Não obstante, na medida em que o filme deixa de ser película, ele se torna muito mais vulnerável à vontade do projetista e à arquitetura do ambiente. É interessante ver como essa estrutura funciona dentro da pista, um espaço cuja quinta dimensão imediata é a paisagem sonora. Os VJs, que editam vídeos para serem exibidos ao vivo no local, reprocessam a projeção narrativa e transformam-na em uma experiência sensorial que concorre com o set.

Eles trabalham com imagens como se fossem nacos de som, seguindo padrões ritmo-harmônicos, como faria um DJ: “Os próprios softwares de manipulação de vídeo tomam emprestado do universo do áudio não apenas suas interfaces e sua lógica intrínseca como em muitos casos são os mesmos.”[5]

No cinema mudo, a música duplicava o filme de forma caricata, buscando afetar o espectador onde a imagem não afetava, e dar-lhe um verniz de real. Na pista, acontece o contrário: a projeção tenta perseguir a música como um táxi que segue o carro suspeito, através do trânsito caótico, sem saber exatamente para onde ir. Dessa forma, ela adquire a mesma consistência do som, e qualquer resquício da perspectiva central é destruído.

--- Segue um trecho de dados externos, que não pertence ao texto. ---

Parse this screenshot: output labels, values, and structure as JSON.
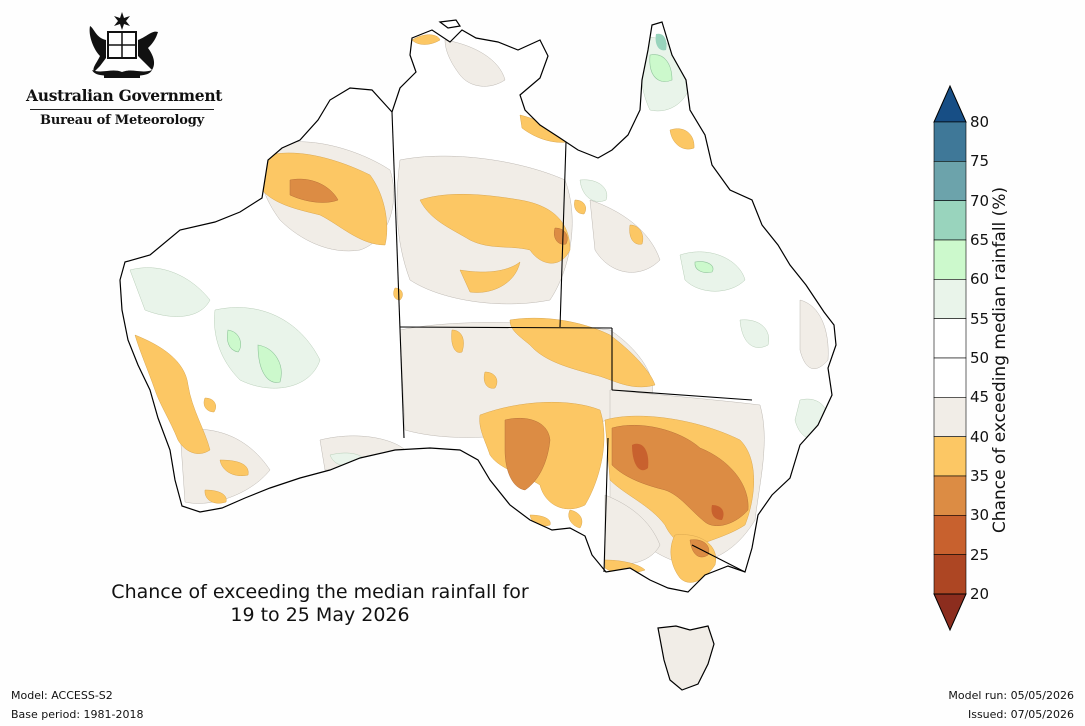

Sequer a platéia permanece estática para se sujeitar a um ponto de fuga único. Cada espectador, com seu próprio ponto de vista deslizante, cria o filme dentro de si, colando indiscriminadamente elementos tecno-orgânicos: a projeção, que às vezes acontece em mais de um telão, se confunde com os corpos que dançam, os fachos de luzes, a fumaça de gelo seco. Tudo o que restou da película foi o vão entre os frames, o flickering da luz estroboscópica.

Assim como o cinema serviu para sistematizar a visão, e concentrar nela toda a experiência de cognição ocidental, a pista pode ser usada para desconstruir o olhar e devolver os sentidos aos seus respectivos órgãos. Trata-se do perfeito mecanismo cultural de massa para desorganizar a percepção civilizada.

Mind Machine coletiva

Outro motivo para a visão ter sido utilizada como o sentido preferido do ciberespaço é que ela é fotossensível, elétrica – aparentemente, muito mais próxima das sinapses cerebrais do que qualquer outro estímulo. Por isso, a forma mais econômica de simular uma realidade sinestésica parecia ser através dela.

Mas, pelo contrário, as imagens precisam atravessar um filtro psicológico-técnico-cultural para transmitir sensações complexas. A experiência nos prova que a forma mais fácil de influenciar diretamente o cérebro, sem precisar de cirurgias ou substâncias, é através do som.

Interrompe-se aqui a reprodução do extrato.